En el último mes en España, y no es casual por los ataques de Elon Musk a Sánchez o a Montero. Hay una reacción de las periodistas y del gobierno para frenar los discursos de odio e intentar que la sociedad tenga una alarma y los intentos de hacer algo son buenos. Mejor hacer algo a no hacer nada, frente al autoritarismo se necesita autoridad.

De todas maneras, la herramienta no es para frenar el odio, sino que es para el diagnóstico. El diagnóstico de donde hay más odio ya lo sabemos, es decir, no es una medida contra el odio, sino para diagnosticar un odio que ya está diagnosticado.

Los diagnósticos pueden sumar puntos para el debate, pero decir que las redes transmiten odio no es suficiente. No es cierto que X sea mucho peor que Instagram, ni que sea tan fácil irse o que haya redes nuevas que reemplacen a las antiguas con otros modos. Es una medida simbólica, pero que se queda muy corta con lo que está pasando. Además, anunciar que se está haciendo algo puede generar impotencia; las acciones tienen que ser más profundas y concretas.

Está en Valencia en el marco de la celebración de los Gay Games. ¿La diversidad y la igualdad es todavía una asignatura pendiente en el deporte?
Creo que el deporte tiene algunas asignaturas pendientes y además importa mucho, porque si hay un mandato social es hacer deporte.

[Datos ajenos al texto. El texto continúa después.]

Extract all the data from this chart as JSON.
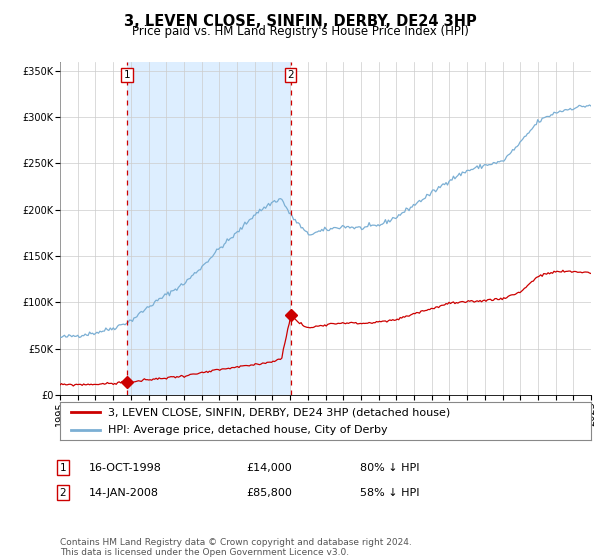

Cuando yo tenía 15 años iba a la cancha del Boca, que es el club más popular de Argentina, a la Barra Brava donde estaban los hombres más tradicionales, por decirlo así. Y era el lugar más seguro para las mujeres.

Esa hombría era violenta con los otros, de enfrentamiento y no la defiendo, pero sí que creo que esta sobrerreacción de odio actual no tiene que ver con la hombría tradicional, que tenía costos muy altos, pero también responsabilidades.

Lo que hay hoy es una simulación de hombría a la que lo único que le queda es el odio, pero sin responsabilidades. No es protectora, no es proveedora, es puramente odiante.